I am newish to poly. A year ago, I experimented in the lifestyle, and it was....not good. The ladies I partnered with saw poly as just an excuse to fuck a lot of people and not have connection. I came out of the experience flustered and confused.

I met my primary partner on Reddit in October of 2018. She is a wonderful wonderful woman who was new to poly at the time. I connected and I mean really connected with her. I even texted her primary to ensure this was indeed real and not just someone cheating under the guise of the lifestyle. In November, we met face to face for a weekend. In that weekend, we solidified ourselves and it was amazing. We truly meshed physically and emotionally and intellectually and I am grateful for her in my life.

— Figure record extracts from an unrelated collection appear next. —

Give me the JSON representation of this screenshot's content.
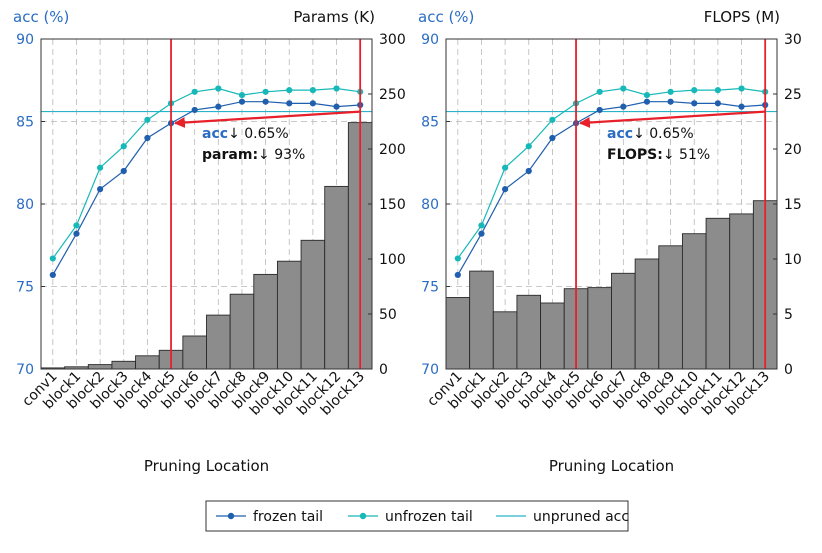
{
  "colors": {
    "frozen": "#1f5fae",
    "unfrozen": "#17b8b8",
    "unpruned": "#2ab3c8",
    "acc_axis": "#2b6cc4",
    "bar_fill": "#8c8c8c",
    "marker_line": "#e8202a",
    "grid": "#b8b8b8"
  },
  "shared": {
    "xlabel": "Pruning Location",
    "acc_axis_title": "acc (%)",
    "unpruned_acc": 85.6
  },
  "legend": {
    "frozen": "frozen tail",
    "unfrozen": "unfrozen tail",
    "unpruned": "unpruned acc"
  },
  "chart_data": [
    {
      "type": "bar",
      "categories": [
        "conv1",
        "block1",
        "block2",
        "block3",
        "block4",
        "block5",
        "block6",
        "block7",
        "block8",
        "block9",
        "block10",
        "block11",
        "block12",
        "block13"
      ],
      "xlabel": "Pruning Location",
      "ylabel_left": "acc (%)",
      "ylabel_right": "Params (K)",
      "ylim_left": [
        70,
        90
      ],
      "ylim_right": [
        0,
        300
      ],
      "yticks_left": [
        70,
        75,
        80,
        85,
        90
      ],
      "yticks_right": [
        0,
        50,
        100,
        150,
        200,
        250,
        300
      ],
      "bars": {
        "name": "Params (K)",
        "values": [
          1,
          2,
          4,
          7,
          12,
          17,
          30,
          49,
          68,
          86,
          98,
          117,
          166,
          224
        ]
      },
      "series": [
        {
          "name": "frozen tail",
          "values": [
            75.7,
            78.2,
            80.9,
            82.0,
            84.0,
            84.9,
            85.7,
            85.9,
            86.2,
            86.2,
            86.1,
            86.1,
            85.9,
            86.0
          ]
        },
        {
          "name": "unfrozen tail",
          "values": [
            76.7,
            78.7,
            82.2,
            83.5,
            85.1,
            86.1,
            86.8,
            87.0,
            86.6,
            86.8,
            86.9,
            86.9,
            87.0,
            86.8
          ]
        }
      ],
      "unpruned_acc": 85.6,
      "vlines_at": [
        "block5",
        "block13"
      ],
      "annotation": {
        "line1_bold": "acc",
        "line1_rest": "↓ 0.65%",
        "line2_bold": "param:",
        "line2_rest": "↓ 93%"
      },
      "grid": true
    },
    {
      "type": "bar",
      "categories": [
        "conv1",
        "block1",
        "block2",
        "block3",
        "block4",
        "block5",
        "block6",
        "block7",
        "block8",
        "block9",
        "block10",
        "block11",
        "block12",
        "block13"
      ],
      "xlabel": "Pruning Location",
      "ylabel_left": "acc (%)",
      "ylabel_right": "FLOPS (M)",
      "ylim_left": [
        70,
        90
      ],
      "ylim_right": [
        0,
        30
      ],
      "yticks_left": [
        70,
        75,
        80,
        85,
        90
      ],
      "yticks_right": [
        0,
        5,
        10,
        15,
        20,
        25,
        30
      ],
      "bars": {
        "name": "FLOPS (M)",
        "values": [
          6.5,
          8.9,
          5.2,
          6.7,
          6.0,
          7.3,
          7.4,
          8.7,
          10.0,
          11.2,
          12.3,
          13.7,
          14.1,
          15.3
        ]
      },
      "series": [
        {
          "name": "frozen tail",
          "values": [
            75.7,
            78.2,
            80.9,
            82.0,
            84.0,
            84.9,
            85.7,
            85.9,
            86.2,
            86.2,
            86.1,
            86.1,
            85.9,
            86.0
          ]
        },
        {
          "name": "unfrozen tail",
          "values": [
            76.7,
            78.7,
            82.2,
            83.5,
            85.1,
            86.1,
            86.8,
            87.0,
            86.6,
            86.8,
            86.9,
            86.9,
            87.0,
            86.8
          ]
        }
      ],
      "unpruned_acc": 85.6,
      "vlines_at": [
        "block5",
        "block13"
      ],
      "annotation": {
        "line1_bold": "acc",
        "line1_rest": "↓ 0.65%",
        "line2_bold": "FLOPS:",
        "line2_rest": "↓ 51%"
      },
      "grid": true
    }
  ]
}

I have since made connections with another couple and that too is amazing. I like sex, don't get me wrong, but sex without connection is just meaningless to me and I just feel empty afterward. With poly, I get what I need. I know I cannot be everything to everyone and I don't feel jealousy when my partners are with others. They will still come back to me. That is incredibly comforting to me.

Now for some sad. I met an amazing amazing woman last week. She was up front and told me she just came out of a marriage and had never been poly. So I explained it all in a four hour phone call. We were meshing. Hard. All my other partners knew. She was even going to see me face to face next weekend.

Was.

I got a long message that she couldn't do it. Any of it. It didn't come as a suprise, per se. I had a feeling. It doesn't dissuade the hurt I feel though. Thankfully I have awesome partners that made sure I processed it all and karaoke to sing it out of me. I am grateful I got to know her and I wish her the best.

Whew. Long winded. Thanks for reading and I'm going to start posting more here.